I am currently building a module which involves importing a deep learning model trained with keras to predict some segmentations. Initially, the question I had was how to go about running the keras/tensorflow packages in the module that I would like to create. I found an answe to that question here: Loading a deep learning model to a scripted module
What I’m wondering is that if this approach is feasible if I were to package these modules into an extension. If a user were to download this extension on a different computer, and use it there, would the packages still install in their version of slicer-python? If not, do you have any recommendations on how to approach this issue or any resources on how to do this?
It can be hard to distribute models given the constraints on computing environments. We think that when Slicer moves to python 3 (maybe as soon as next week) it will be easier, but there are still some potential problems. You might look at bundling through DeepInfer, which uses Docker for the computing.
Any updates on the “best practice” for developing a slicer module that uses tensorflow under the hood? We’re looking to implement https://arxiv.org/abs/1908.05782 as a module, and would like to start with our best foot forward. The DeepInfer approach w/ a Docker backend seems attractive, but it would add some appreciable setup overhead on Windows client machines, which is our target.
With the Slicer nightly you can use the slicer.util.pip_install() command to install tensorflow and many other standard packages directly. This opens the door for a lot of interesting things but the exact practices haven’t yet been explored. It would be great to see people try some experiments. I’d love to see how things go because getting some of these models directly in slicer has been on my wishlist for quite a while.
We might be those guinea pigs… our decision point hinges on the most robust way to support CPU and GPU hardware with the package install since the latter would need to play nicely w/ CUDA library installs, etc. We already have an existing pain point when doing that on a machine-to-machine basis, and Docker solves a lot of those problems. Some packages like (I think) pytorch bundle the necessary libraries with the package install, which would be another approach.
I believe it should work if the user has the right other dependencies installed (e.g.
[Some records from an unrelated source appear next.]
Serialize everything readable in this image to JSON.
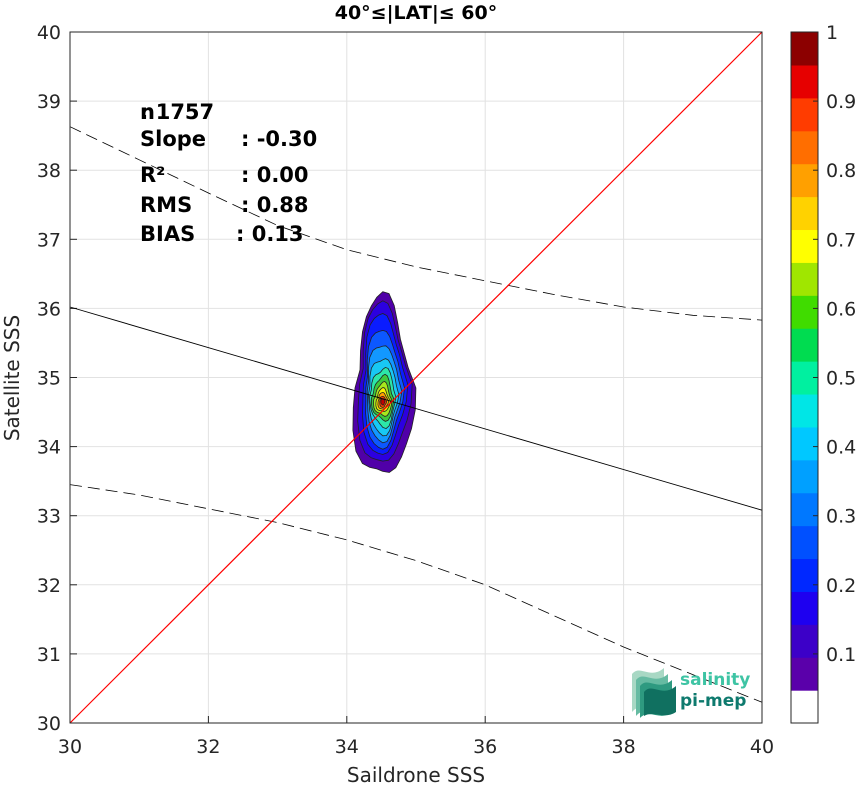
{
  "chart_data": {
    "type": "contour",
    "title": "40°≤|LAT|≤ 60°",
    "xlabel": "Saildrone SSS",
    "ylabel": "Satellite SSS",
    "xlim": [
      30,
      40
    ],
    "ylim": [
      30,
      40
    ],
    "xticks": [
      "30",
      "32",
      "34",
      "36",
      "38",
      "40"
    ],
    "yticks": [
      "30",
      "31",
      "32",
      "33",
      "34",
      "35",
      "36",
      "37",
      "38",
      "39",
      "40"
    ],
    "grid": true,
    "stats": [
      {
        "label": "n",
        "value": ": 1757"
      },
      {
        "label": "Slope",
        "value": ": -0.30"
      },
      {
        "label": "R²",
        "value": ": 0.00"
      },
      {
        "label": "RMS",
        "value": ": 0.88"
      },
      {
        "label": "BIAS",
        "value": ": 0.13"
      }
    ],
    "one_to_one_line": {
      "x": [
        30,
        40
      ],
      "y": [
        30,
        40
      ],
      "color": "#ff0000"
    },
    "regression_line": {
      "x": [
        30,
        40
      ],
      "y": [
        36.02,
        33.08
      ],
      "color": "#000000"
    },
    "upper_bound_line": {
      "x": [
        30,
        31,
        32,
        33,
        34,
        35,
        36,
        37,
        38,
        39,
        40
      ],
      "y": [
        38.63,
        38.15,
        37.67,
        37.2,
        36.85,
        36.6,
        36.4,
        36.2,
        36.02,
        35.9,
        35.83
      ],
      "style": "dashed"
    },
    "lower_bound_line": {
      "x": [
        30,
        31,
        32,
        33,
        34,
        35,
        36,
        37,
        38,
        39,
        40
      ],
      "y": [
        33.45,
        33.3,
        33.1,
        32.9,
        32.65,
        32.35,
        32.0,
        31.55,
        31.1,
        30.7,
        30.3
      ],
      "style": "dashed"
    },
    "density_peak": {
      "x": 34.52,
      "y": 34.65
    },
    "contour_levels": [
      {
        "level": 0.05,
        "color": "#5000a8",
        "cx": 34.52,
        "cy": 34.85,
        "rx": 0.44,
        "ry": 1.3
      },
      {
        "level": 0.1,
        "color": "#2c00e0",
        "cx": 34.52,
        "cy": 34.9,
        "rx": 0.38,
        "ry": 1.16
      },
      {
        "level": 0.15,
        "color": "#0a1cff",
        "cx": 34.52,
        "cy": 34.9,
        "rx": 0.32,
        "ry": 1.02
      },
      {
        "level": 0.2,
        "color": "#0c58ff",
        "cx": 34.52,
        "cy": 34.85,
        "rx": 0.28,
        "ry": 0.86
      },
      {
        "level": 0.25,
        "color": "#1298ff",
        "cx": 34.52,
        "cy": 34.8,
        "rx": 0.25,
        "ry": 0.7
      },
      {
        "level": 0.3,
        "color": "#18c8f4",
        "cx": 34.52,
        "cy": 34.75,
        "rx": 0.22,
        "ry": 0.55
      },
      {
        "level": 0.4,
        "color": "#2ce6a8",
        "cx": 34.52,
        "cy": 34.72,
        "rx": 0.19,
        "ry": 0.42
      },
      {
        "level": 0.5,
        "color": "#3ec83c",
        "cx": 34.52,
        "cy": 34.7,
        "rx": 0.16,
        "ry": 0.32
      },
      {
        "level": 0.55,
        "color": "#a6e81e",
        "cx": 34.52,
        "cy": 34.68,
        "rx": 0.13,
        "ry": 0.24
      },
      {
        "level": 0.65,
        "color": "#f8f000",
        "cx": 34.52,
        "cy": 34.67,
        "rx": 0.1,
        "ry": 0.17
      },
      {
        "level": 0.75,
        "color": "#ffa000",
        "cx": 34.52,
        "cy": 34.66,
        "rx": 0.075,
        "ry": 0.12
      },
      {
        "level": 0.85,
        "color": "#ff3c00",
        "cx": 34.52,
        "cy": 34.65,
        "rx": 0.05,
        "ry": 0.08
      },
      {
        "level": 0.95,
        "color": "#c40000",
        "cx": 34.52,
        "cy": 34.65,
        "rx": 0.03,
        "ry": 0.045
      }
    ],
    "colorbar": {
      "range": [
        0,
        1
      ],
      "ticks": [
        "0.1",
        "0.2",
        "0.3",
        "0.4",
        "0.5",
        "0.6",
        "0.7",
        "0.8",
        "0.9",
        "1"
      ],
      "colors": [
        "#ffffff",
        "#5a00aa",
        "#3c00c8",
        "#1e00f0",
        "#0028ff",
        "#0050ff",
        "#0078ff",
        "#00a0ff",
        "#00c8ff",
        "#00e6e6",
        "#00f0a0",
        "#00dc50",
        "#40dc00",
        "#a0e600",
        "#ffff00",
        "#ffd200",
        "#ffa000",
        "#ff6e00",
        "#ff3c00",
        "#e60000",
        "#8c0000"
      ]
    }
  },
  "logo": {
    "line1": "salinity",
    "line2": "pi-mep"
  }
}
CUDA). I’ve tested with other python libraries pip installed in Slicer that access the GPU and it worked.
We use both tensorflow CPU and GPU in Slicer on Windows without docker. You may need to copy some Cuda DLLs manually to make GPU work, which should be no problem for developers, but may need some work to make it fully automatic and robust for non-technical users.
Overall, there are many deployment options you can choose from, with several examples you can follow (DeepInfer, TOMAAT, NVidia Clara segment editor effect, AIGT). The best option depends on your constraints - what hardware you need to support, how computationally demanding your application is, what are your time constraints, network connectivity, privacy concerns, how many users you need to serve, who are your users, etc.
I have been doing some experiments with connecting a few automatic segmentation&object architectures (e.g. U-Net, RetinaNet) with TOMAAT and it seems like a simple tool for prototyping. Might post a short video of initial results next week.
If you pip install tensorflow 2 on Windows or Linux then you can use both CPU and GPU. No special instructions are needed (other than in general setting up Cuda on Linux can be tricky). See details in release notes.